ST. LOUIS – The United States Mint and the National Park Service hosted a launch ceremony to celebrate the release of the new Ulysses S. Grant Presidential $1 Coin today, the 148th anniversary of Grant’s Civil War Vicksburg campaign in Mississippi.
“Beginning today, Federal Reserve Banks are releasing millions of Ulysses S. Grant Presidential $1 Coins into circulation to be used by Americans everywhere in the nation,” United States Mint Acting Deputy Director Al Runnels said in his remarks. “Americans know Grant best as the victorious general in the Civil War, and these new coins can’t help but remind us of that defining period in our history, but they will also connect America to Grant’s two terms as our 18th President.”
John Marszalek, executive director of the Ulysses S. Grant Association, joined Runnels at the coin launch, which was held at the Ulysses S. Grant National Historic Site in St. Louis. The site is where Grant and his wife Julia occasionally resided during the 1850s. Members of the public who attended the event were among the first in the Nation to get the new $1 coin. Following the ceremony, each attendee 18 years old and younger received a Ulysses S. Grant Presidential $1 Coin to commemorate the event, while adults exchanged their currency for 25–coin rolls of the new coin.

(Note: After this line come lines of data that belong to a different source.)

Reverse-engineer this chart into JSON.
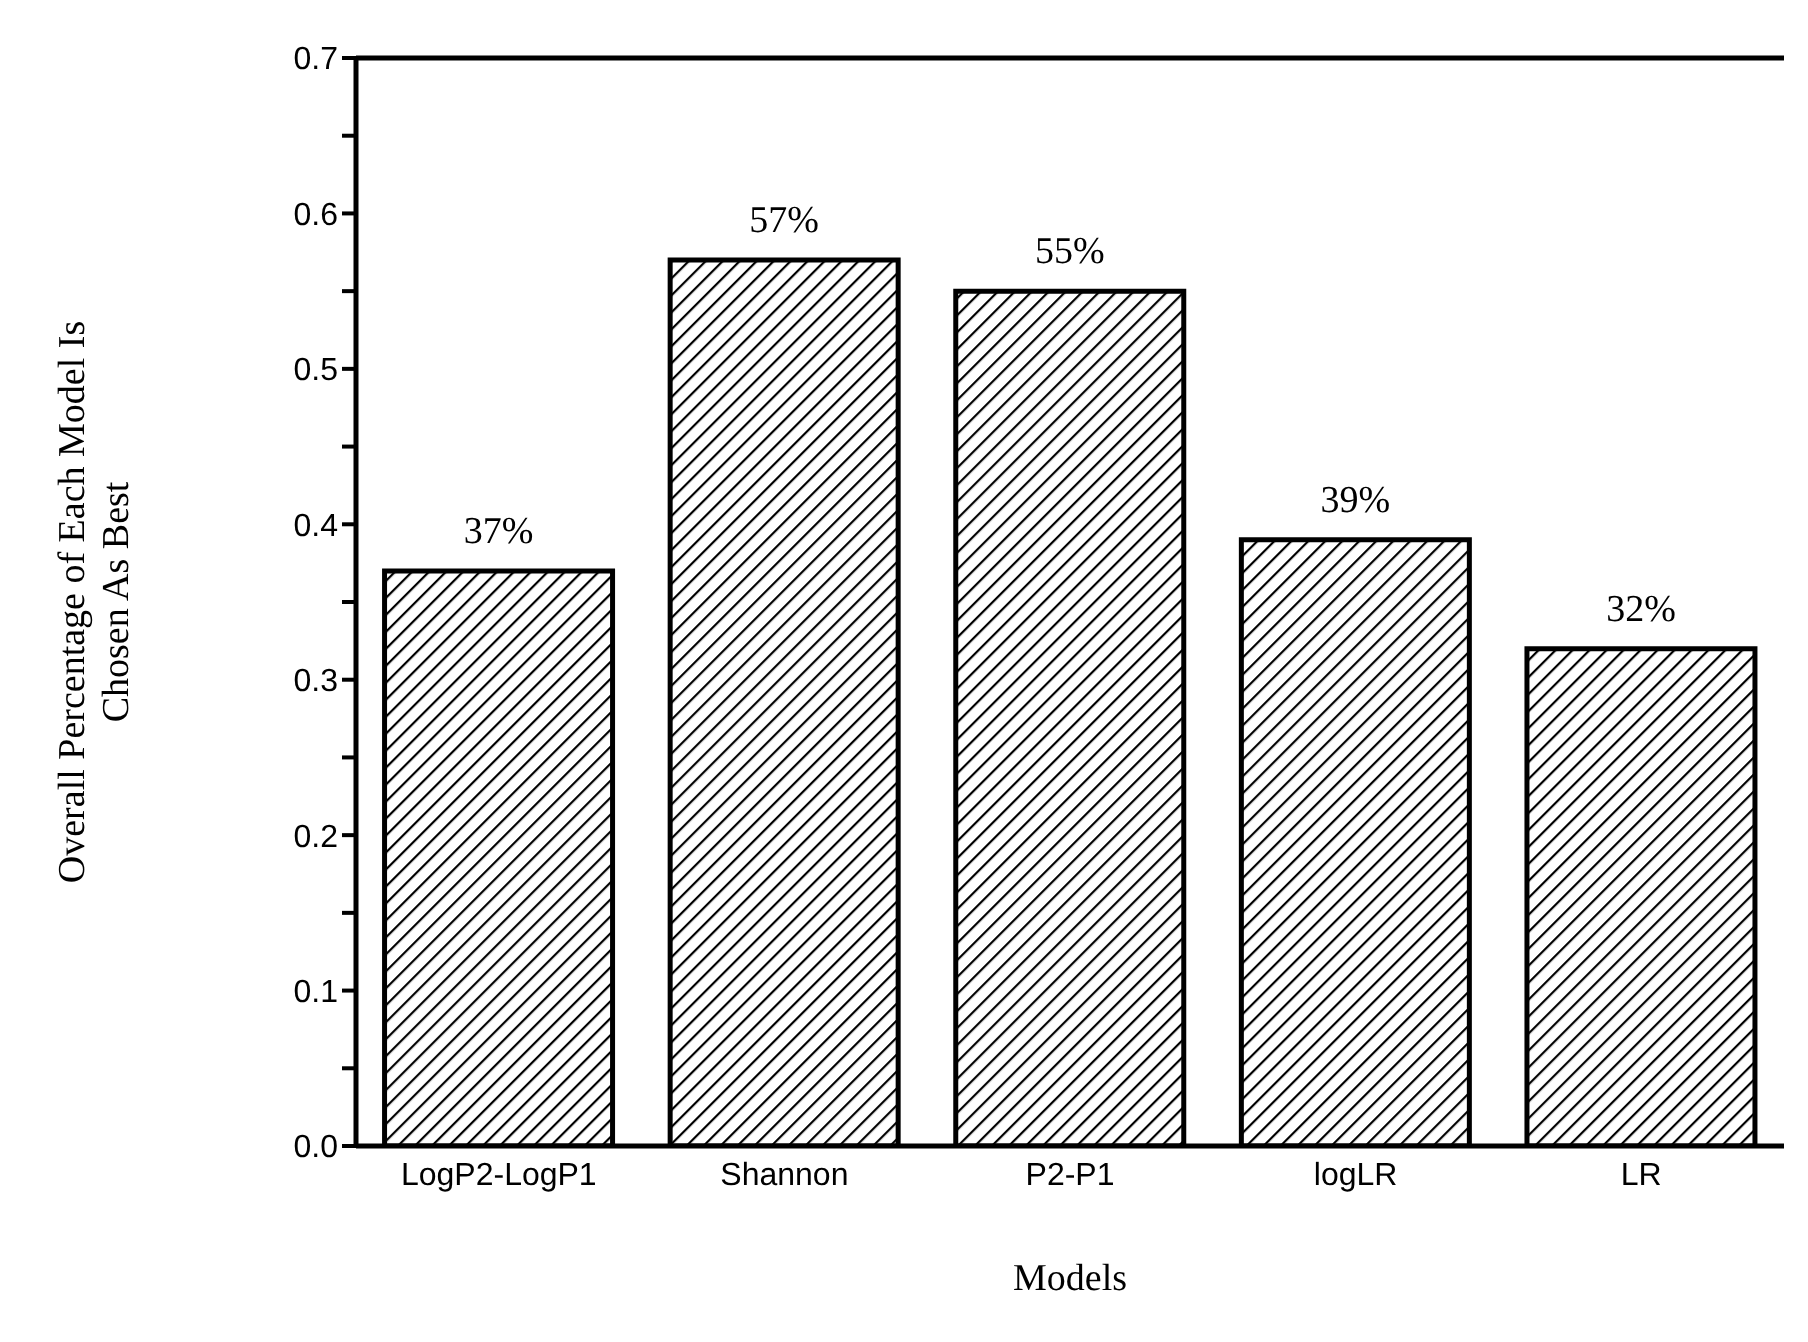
{
  "chart_data": {
    "type": "bar",
    "xlabel": "Models",
    "ylabel": "Overall Percentage of Each Model Is\nChosen As Best",
    "categories": [
      "LogP2-LogP1",
      "Shannon",
      "P2-P1",
      "logLR",
      "LR"
    ],
    "values": [
      0.37,
      0.57,
      0.55,
      0.39,
      0.32
    ],
    "value_labels": [
      "37%",
      "57%",
      "55%",
      "39%",
      "32%"
    ],
    "color": "#000000",
    "ylim": [
      0,
      0.7
    ],
    "yticks": [
      {
        "value": 0,
        "label": "0.0"
      },
      {
        "value": 0.05,
        "label": null
      },
      0.1,
      {
        "value": 0.15,
        "label": null
      },
      0.2,
      {
        "value": 0.25,
        "label": null
      },
      0.3,
      {
        "value": 0.35,
        "label": null
      },
      0.4,
      {
        "value": 0.45,
        "label": null
      },
      0.5,
      {
        "value": 0.55,
        "label": null
      },
      0.6,
      {
        "value": 0.65,
        "label": null
      },
      0.7
    ],
    "grid": false
  }
}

The Ulysses S. Grant Presidential $1 Coin is the 18th release in the United States Mint Presidential $1 Coin Program, authorized by Public Law 109–145, the Presidential $1 Coin Act of 2005. The coin’s obverse (heads side) features a portrait of former President Grant by United States Mint Sculptor–Engraver Don Everhart and the inscriptions ULYSSES S. GRANT, IN GOD WE TRUST, 18th PRESIDENT and 1869–1877. The coin’s reverse (tails side), also by Everhart, features a dramatic rendition of the Statue of Liberty. Inscriptions on the reverse are $1 and UNITED STATES OF AMERICA, with E PLURIBUS UNUM, 2011 and the mint mark (P or D) incused on the edge.
Ulysses S. Grant was born in Ohio in 1822. He attended the U.S. Military Academy at West Point and fought in the Mexican War under General Zachary Taylor. At the outbreak of the Civil War, Grant was appointed to command an unruly volunteer regiment. After he won battles at Vicksburg, Miss., and Chattanooga, Tenn., Lincoln appointed him general–in–chief in March 1864. Grant, a symbol of Union victory during the Civil War, was the Republican Party’s logical candidate for President in 1868. During his administration, Yellowstone was established as the first national park, and Congress passed a bill calling for equal pay for women and men holding similar jobs in federal government agencies. After retiring from the presidency, Grant learned that he had cancer of the throat. At the suggestion of author Mark Twain, he wrote his memoirs. Soon after completing the last page, he died on July 23, 1885.
The United States Mint, created by Congress in 1792, is the Nation’s sole manufacturer of legal tender coinage and is responsible for producing circulating coinage for the Nation to conduct its trade and commerce. The United States Mint also produces proof, uncirculated and commemorative coins; Congressional Gold Medals; and silver, gold and platinum bullion coins.